True, it's not a hard sell: this is a first person shooter with mechs. But for a developer that's a tricky balance to pull off. History is littered with good mech-related intentions. And just as many failures. Why fight as infantry if there are giant mechs to play with? How do you make these ridiculous killing machines both powerful and vulnerable? And how do balance all this while still innovating in core gameplay and story?
Titanfall has answers for all of them. Key is the addition of new movement options for 'pilots' (infantry). You can double-jump, wall-run, build momentum as you leap around the map and - ultimately - never have to touch the ground. The level we played was designed impressively to maximise that movement. The result is that playing as a Pilot is just as fun as playing as a mech - and strategically just as important for your team. There are also a range of powerful anti-titan weapons, meaning you have the chance to bring them down in a pinch.
Don't get us wrong, though: the mechs are brilliant too. At their core they play just like FPS infantry - hoping guns in front, running, crouching and so on. But they feel weightier, slower, more destructive and more vulnerable. Luckily entering and exiting - or ejecting - from a mech is quick and easy. Oh, and you can punch. As a mech.

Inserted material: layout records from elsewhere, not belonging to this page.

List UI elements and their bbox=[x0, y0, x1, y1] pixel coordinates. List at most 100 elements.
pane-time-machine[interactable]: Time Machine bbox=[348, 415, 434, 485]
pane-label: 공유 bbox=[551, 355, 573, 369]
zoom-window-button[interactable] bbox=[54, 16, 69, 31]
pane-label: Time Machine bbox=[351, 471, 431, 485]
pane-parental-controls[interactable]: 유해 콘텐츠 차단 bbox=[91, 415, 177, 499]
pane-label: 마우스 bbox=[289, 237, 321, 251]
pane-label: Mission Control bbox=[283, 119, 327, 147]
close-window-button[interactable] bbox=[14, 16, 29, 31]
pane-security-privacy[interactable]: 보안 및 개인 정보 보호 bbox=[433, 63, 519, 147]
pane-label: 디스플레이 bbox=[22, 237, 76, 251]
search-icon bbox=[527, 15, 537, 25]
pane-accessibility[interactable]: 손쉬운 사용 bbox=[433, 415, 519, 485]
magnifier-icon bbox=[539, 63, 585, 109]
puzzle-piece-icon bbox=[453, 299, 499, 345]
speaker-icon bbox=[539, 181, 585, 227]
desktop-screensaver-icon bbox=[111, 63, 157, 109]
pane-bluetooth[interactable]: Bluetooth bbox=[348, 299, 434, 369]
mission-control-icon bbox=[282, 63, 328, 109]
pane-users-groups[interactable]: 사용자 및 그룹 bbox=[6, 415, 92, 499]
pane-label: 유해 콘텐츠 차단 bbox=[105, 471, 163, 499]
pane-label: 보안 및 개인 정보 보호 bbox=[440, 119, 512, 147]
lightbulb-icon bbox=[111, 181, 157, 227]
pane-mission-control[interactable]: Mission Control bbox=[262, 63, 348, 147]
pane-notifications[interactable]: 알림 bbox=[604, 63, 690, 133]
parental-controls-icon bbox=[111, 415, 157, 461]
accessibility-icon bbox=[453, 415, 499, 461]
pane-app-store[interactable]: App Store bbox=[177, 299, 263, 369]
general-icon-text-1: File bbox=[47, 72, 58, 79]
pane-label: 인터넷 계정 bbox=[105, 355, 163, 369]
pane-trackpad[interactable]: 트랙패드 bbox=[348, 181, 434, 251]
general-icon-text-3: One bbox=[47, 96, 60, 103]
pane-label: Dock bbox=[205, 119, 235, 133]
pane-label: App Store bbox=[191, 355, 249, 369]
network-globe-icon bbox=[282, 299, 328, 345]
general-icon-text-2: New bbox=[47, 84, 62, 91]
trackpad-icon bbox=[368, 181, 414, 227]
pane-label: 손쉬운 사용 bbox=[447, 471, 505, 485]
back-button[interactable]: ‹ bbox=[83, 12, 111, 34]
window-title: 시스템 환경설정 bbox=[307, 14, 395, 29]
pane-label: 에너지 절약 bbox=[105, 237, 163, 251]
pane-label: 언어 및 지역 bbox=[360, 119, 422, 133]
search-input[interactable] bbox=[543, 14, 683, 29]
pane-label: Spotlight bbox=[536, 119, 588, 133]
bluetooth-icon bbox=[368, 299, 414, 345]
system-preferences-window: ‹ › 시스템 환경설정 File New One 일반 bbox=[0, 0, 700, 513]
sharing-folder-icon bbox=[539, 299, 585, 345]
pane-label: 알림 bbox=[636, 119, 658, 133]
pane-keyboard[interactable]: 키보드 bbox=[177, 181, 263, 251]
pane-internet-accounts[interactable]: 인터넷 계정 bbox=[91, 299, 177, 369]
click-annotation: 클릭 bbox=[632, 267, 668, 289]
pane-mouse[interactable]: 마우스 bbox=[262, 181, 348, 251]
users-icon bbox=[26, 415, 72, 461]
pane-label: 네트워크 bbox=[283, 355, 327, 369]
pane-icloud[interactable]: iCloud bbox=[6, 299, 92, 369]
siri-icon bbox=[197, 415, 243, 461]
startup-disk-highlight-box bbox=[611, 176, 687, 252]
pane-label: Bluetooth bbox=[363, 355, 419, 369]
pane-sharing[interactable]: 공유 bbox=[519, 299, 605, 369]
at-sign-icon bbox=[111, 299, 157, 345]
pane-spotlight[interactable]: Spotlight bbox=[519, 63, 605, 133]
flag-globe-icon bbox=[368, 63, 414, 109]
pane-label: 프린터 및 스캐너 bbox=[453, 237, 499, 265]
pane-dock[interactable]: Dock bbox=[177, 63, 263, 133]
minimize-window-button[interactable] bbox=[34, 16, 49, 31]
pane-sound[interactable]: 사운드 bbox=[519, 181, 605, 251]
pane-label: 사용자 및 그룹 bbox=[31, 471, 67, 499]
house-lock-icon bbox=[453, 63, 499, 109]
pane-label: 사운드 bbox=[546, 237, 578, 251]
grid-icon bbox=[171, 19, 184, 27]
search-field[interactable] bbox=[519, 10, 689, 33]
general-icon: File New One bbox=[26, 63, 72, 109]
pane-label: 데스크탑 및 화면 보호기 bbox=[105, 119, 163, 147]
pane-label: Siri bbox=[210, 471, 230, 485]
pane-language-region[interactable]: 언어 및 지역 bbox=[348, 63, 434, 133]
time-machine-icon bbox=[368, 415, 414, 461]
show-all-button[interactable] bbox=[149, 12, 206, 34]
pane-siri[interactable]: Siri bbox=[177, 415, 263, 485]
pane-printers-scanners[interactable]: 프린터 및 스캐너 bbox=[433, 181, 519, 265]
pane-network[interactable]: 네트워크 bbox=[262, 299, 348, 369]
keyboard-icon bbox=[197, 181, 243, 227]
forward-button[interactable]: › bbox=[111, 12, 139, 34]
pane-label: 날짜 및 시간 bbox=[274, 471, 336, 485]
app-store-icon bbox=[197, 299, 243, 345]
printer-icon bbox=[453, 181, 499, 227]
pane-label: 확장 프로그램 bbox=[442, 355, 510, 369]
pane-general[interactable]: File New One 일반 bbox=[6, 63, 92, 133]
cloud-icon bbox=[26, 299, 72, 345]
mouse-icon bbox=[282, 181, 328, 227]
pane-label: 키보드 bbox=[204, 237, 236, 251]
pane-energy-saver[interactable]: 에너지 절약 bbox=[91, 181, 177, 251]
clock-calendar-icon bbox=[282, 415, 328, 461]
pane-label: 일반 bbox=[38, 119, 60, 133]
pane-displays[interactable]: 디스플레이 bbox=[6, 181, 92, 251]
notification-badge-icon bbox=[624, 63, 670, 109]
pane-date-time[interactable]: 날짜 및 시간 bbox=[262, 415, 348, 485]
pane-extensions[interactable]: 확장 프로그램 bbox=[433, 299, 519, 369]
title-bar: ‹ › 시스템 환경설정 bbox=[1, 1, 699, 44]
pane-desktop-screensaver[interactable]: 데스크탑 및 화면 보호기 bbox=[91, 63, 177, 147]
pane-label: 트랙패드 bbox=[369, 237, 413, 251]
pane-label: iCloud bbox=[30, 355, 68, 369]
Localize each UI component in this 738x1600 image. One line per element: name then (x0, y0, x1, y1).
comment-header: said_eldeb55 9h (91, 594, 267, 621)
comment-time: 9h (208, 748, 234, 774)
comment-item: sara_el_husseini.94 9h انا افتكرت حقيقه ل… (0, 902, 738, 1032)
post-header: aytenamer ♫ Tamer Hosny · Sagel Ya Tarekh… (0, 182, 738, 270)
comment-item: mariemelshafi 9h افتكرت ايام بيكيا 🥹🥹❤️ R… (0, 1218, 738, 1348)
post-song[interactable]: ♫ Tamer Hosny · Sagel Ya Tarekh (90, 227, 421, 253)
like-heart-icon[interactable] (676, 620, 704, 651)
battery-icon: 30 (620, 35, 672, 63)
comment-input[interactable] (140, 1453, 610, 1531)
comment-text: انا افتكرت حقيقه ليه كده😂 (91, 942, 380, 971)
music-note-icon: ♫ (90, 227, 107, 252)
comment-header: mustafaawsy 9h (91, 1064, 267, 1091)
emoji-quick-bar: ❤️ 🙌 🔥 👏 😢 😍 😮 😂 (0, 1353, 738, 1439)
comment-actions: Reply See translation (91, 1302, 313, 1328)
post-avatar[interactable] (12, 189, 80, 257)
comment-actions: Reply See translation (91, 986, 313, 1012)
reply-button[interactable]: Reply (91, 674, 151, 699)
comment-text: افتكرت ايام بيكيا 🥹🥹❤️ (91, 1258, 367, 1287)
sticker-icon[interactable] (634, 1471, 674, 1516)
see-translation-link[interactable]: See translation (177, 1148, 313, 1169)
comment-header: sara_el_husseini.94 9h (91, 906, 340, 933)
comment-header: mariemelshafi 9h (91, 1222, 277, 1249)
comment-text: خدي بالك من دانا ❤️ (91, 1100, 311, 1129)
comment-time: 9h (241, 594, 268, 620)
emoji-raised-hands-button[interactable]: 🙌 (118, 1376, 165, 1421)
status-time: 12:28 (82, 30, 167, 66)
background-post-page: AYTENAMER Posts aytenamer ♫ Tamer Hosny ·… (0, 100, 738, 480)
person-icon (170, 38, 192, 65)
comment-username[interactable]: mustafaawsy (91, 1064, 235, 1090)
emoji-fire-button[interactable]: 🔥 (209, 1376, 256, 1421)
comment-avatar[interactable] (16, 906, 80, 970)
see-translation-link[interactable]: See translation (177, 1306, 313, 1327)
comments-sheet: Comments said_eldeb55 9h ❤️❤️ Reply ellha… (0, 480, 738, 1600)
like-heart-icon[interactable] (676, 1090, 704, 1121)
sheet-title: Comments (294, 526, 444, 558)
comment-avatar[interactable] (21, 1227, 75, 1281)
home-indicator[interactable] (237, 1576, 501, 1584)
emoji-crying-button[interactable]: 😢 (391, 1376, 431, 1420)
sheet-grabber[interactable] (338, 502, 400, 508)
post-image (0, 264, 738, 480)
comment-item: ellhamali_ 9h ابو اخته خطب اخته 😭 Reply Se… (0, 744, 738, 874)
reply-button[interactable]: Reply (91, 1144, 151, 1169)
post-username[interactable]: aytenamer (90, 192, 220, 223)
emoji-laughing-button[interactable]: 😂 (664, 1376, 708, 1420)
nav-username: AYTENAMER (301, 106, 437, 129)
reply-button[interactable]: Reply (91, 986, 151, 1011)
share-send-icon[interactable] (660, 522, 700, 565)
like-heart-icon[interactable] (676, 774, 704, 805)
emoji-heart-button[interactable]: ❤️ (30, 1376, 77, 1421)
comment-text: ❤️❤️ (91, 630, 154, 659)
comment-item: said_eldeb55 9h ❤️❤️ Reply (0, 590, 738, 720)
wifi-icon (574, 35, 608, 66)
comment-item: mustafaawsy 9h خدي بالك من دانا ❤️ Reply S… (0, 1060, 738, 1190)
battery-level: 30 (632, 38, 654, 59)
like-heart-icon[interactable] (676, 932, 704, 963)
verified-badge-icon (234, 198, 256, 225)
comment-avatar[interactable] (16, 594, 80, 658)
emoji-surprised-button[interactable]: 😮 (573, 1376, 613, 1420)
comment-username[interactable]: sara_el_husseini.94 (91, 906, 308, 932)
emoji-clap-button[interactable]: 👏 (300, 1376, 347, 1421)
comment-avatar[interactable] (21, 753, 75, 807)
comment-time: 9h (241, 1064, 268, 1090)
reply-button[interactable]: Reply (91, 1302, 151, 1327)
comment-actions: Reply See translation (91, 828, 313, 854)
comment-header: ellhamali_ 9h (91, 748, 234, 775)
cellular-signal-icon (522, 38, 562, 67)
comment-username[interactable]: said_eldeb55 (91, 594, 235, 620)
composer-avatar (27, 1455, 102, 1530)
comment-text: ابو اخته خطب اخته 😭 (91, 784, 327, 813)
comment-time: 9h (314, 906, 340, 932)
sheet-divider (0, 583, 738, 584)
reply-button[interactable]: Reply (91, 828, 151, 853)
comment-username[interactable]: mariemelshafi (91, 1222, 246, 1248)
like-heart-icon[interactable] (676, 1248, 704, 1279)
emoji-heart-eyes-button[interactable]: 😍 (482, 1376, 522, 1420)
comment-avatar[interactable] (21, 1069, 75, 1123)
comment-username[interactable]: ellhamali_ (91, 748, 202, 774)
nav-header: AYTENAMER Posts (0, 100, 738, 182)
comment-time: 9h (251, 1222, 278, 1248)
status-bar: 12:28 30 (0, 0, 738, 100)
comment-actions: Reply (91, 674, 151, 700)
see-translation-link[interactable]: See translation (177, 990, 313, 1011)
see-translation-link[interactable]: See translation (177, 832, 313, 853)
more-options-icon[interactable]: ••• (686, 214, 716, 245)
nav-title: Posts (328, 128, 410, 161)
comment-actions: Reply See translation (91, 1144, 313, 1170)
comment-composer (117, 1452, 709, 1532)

We played through a few rounds of multiplayer, and loved how the game appears to be coming together. The addition of post-match narrative to multiplayer - escape via an evac ship if you lose, mop up the survivors if you win - was an especially nice touch.
While it's not as ambitious as Destiny, as inventive as Watch Dogs or as familiar as Call of Duty: Ghosts, right now 'Titanfall' plays like it will be more fun than all three.